Your editorial, Promoting Diversity in Public Schools [Jan. 22], got it exactly right. If a majority of the United States Supreme Court rules, as many think they will, to invalidate voluntary racial diversity plans in the Seattle and Jefferson County public schools, it “would betray the ideals of Brown and undermine one of the Court’s greatest accomplishments.”
The Law Journal should take the next logical step and focus attention on New Jersey’s highly disturbing situation regarding racial diversity in our public schools. We have the nation’s strongest state constitutional law mandating racial balance in the public schools. Decades ago, our constitution was construed to impose that obligation on schools with de facto segregation and to empower the commissioner of education to cross school district lines to vindicate students’ constitutional rights.
Yet, year after year, we have one of the very worst records of school segregation in the nation. In 2004, Chief Justice Deborah Poritz wrote for a unanimous court that “[w]e have paid lip service to the idea of diversity in our schools, but in the real world we have not succeeded.”
Nothing has changed for the better since then.
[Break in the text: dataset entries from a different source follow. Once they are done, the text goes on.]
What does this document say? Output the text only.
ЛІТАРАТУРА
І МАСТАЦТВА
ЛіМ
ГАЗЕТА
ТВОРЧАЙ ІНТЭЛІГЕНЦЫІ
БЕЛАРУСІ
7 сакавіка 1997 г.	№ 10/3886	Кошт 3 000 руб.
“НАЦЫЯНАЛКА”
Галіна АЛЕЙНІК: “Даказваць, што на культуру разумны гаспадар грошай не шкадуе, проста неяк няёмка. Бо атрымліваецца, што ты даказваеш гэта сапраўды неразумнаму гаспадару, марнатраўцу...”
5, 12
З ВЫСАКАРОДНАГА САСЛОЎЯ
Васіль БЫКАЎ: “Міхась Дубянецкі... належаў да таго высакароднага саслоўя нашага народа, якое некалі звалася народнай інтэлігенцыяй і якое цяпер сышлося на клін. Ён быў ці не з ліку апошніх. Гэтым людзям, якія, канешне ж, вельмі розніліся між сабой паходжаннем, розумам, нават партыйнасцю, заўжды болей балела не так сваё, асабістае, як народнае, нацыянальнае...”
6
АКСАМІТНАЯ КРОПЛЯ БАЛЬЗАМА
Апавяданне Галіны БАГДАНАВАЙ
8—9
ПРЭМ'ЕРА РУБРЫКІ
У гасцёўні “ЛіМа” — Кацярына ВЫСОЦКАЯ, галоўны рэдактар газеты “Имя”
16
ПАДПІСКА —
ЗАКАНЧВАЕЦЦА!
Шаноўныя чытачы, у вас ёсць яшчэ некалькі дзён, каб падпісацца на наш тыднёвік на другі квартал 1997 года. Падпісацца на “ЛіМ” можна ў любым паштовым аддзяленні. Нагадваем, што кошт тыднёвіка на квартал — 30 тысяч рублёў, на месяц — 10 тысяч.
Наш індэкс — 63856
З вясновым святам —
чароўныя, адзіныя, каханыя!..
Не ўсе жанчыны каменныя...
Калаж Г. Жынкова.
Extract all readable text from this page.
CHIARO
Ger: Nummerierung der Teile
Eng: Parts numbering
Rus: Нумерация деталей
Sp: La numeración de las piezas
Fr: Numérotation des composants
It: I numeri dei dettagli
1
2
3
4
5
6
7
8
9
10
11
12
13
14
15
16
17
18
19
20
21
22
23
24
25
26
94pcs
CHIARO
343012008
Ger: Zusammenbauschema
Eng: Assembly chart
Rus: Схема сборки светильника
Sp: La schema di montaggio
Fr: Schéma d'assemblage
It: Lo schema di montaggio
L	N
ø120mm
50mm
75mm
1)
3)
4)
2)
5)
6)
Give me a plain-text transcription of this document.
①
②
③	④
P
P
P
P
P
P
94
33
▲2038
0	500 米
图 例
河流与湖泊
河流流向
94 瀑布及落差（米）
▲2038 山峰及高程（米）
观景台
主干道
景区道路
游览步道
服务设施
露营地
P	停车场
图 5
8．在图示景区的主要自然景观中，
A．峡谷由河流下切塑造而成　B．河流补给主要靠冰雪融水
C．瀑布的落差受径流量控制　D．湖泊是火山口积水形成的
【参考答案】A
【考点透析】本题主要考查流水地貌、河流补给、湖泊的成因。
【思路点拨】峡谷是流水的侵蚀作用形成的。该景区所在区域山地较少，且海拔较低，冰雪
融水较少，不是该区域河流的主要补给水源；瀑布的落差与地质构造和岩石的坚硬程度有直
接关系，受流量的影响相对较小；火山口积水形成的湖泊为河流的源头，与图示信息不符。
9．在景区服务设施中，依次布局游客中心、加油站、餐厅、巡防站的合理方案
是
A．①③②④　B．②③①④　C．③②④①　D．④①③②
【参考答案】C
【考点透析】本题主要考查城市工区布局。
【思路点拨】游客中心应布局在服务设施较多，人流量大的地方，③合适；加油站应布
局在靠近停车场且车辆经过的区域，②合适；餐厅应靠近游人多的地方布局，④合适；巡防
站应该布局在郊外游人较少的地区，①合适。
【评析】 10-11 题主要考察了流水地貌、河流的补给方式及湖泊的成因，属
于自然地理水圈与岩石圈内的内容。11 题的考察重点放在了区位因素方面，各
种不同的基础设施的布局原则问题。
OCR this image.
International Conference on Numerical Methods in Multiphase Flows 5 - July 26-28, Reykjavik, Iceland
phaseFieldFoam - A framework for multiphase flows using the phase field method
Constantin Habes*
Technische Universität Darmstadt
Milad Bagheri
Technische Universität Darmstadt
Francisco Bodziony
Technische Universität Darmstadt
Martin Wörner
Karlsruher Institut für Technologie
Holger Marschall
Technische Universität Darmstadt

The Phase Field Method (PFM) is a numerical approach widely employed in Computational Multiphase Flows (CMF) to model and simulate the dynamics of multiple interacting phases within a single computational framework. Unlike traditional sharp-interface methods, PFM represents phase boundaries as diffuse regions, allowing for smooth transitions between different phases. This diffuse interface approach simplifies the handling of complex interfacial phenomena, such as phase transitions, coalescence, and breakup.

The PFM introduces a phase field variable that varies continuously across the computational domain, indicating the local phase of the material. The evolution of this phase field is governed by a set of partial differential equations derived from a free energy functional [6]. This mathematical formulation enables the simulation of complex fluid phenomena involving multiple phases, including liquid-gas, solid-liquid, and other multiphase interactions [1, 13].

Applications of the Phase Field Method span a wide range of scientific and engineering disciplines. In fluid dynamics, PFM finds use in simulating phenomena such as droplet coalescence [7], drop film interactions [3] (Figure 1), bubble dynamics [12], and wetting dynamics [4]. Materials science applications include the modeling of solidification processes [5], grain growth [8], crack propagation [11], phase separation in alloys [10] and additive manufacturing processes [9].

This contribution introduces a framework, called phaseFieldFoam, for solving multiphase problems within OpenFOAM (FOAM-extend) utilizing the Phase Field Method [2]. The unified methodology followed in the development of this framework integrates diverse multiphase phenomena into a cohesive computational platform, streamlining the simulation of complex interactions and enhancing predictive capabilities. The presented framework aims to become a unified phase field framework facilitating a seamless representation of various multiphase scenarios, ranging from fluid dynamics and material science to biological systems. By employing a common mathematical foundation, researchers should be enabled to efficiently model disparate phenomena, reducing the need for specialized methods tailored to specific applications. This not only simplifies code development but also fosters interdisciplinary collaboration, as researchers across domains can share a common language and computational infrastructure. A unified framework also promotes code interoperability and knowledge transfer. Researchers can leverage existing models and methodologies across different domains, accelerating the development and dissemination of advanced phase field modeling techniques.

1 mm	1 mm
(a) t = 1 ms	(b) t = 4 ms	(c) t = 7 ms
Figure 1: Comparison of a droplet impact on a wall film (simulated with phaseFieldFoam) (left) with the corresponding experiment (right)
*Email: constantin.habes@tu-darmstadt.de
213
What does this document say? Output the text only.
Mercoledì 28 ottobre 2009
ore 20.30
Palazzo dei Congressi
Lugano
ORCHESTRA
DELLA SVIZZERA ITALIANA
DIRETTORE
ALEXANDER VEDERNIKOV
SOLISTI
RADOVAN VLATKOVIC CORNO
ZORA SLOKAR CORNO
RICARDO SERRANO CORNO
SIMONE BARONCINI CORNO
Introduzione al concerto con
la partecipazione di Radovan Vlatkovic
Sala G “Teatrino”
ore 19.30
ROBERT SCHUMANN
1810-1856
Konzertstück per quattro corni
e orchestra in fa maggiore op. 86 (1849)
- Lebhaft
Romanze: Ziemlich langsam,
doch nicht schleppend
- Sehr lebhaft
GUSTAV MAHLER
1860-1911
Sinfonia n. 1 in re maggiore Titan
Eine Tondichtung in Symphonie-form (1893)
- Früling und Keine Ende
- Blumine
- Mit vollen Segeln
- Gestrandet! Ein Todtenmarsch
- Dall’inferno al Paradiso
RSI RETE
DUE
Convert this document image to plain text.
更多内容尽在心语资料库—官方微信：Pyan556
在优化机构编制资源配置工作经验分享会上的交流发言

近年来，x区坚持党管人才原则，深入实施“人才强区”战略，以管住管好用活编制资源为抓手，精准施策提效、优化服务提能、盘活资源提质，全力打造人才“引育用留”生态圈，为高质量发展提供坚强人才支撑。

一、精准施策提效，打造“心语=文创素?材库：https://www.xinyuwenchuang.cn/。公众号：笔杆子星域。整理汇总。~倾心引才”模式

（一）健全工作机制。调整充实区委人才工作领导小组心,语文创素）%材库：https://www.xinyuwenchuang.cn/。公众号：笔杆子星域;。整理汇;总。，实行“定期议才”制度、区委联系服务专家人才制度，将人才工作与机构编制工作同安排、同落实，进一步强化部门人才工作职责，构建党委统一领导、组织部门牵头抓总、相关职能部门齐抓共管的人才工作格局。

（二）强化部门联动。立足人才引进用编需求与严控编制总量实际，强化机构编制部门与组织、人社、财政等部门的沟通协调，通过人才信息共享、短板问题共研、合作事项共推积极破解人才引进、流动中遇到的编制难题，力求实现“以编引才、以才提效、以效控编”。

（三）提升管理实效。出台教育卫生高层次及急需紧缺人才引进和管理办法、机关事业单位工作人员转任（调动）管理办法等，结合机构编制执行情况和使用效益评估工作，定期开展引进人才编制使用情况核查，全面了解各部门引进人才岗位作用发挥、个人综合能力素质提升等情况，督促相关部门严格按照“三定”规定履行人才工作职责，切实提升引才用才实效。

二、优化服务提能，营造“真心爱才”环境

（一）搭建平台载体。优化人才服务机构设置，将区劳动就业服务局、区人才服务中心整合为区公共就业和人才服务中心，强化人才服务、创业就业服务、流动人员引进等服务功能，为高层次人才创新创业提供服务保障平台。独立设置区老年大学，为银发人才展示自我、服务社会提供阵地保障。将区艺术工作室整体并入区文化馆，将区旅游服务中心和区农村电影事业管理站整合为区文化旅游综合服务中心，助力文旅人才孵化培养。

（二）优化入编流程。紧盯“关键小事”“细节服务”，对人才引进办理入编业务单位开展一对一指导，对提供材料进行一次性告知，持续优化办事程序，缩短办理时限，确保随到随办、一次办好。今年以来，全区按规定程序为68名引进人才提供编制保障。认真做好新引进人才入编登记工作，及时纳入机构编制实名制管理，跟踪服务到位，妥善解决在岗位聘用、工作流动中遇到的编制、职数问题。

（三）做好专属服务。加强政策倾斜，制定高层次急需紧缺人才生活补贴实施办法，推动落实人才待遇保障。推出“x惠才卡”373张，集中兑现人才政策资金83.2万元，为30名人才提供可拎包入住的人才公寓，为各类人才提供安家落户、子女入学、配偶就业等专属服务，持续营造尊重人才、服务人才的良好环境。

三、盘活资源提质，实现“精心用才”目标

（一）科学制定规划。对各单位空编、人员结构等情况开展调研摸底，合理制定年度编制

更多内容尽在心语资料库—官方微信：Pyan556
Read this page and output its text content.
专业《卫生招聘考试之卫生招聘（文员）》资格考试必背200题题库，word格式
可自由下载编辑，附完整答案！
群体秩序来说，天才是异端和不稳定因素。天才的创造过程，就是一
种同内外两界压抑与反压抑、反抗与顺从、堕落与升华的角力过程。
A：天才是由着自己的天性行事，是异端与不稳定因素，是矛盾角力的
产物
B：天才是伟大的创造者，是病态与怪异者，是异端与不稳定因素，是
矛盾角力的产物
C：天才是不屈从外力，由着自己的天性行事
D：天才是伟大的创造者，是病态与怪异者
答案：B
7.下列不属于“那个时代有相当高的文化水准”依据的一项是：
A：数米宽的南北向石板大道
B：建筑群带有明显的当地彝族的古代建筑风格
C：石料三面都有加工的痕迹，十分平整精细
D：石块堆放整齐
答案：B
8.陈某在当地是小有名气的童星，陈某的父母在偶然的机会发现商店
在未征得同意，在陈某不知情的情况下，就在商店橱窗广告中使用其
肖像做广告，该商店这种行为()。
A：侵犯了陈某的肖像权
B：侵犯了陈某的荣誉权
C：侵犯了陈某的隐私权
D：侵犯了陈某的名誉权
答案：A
It is long past time for us to begin meeting, “in the real world,” our fundamental constitutional obligations.
Paul L. Tractenberg
The writer is Board of Governors Distinguished Service Professor and Alfred C. Clapp Distinguished Public Service Professor of Law at Rutgers Law School-Newark. He also is the founder of both the Education Law Center and the Rutgers-Newark Institute on Education Law and Policy.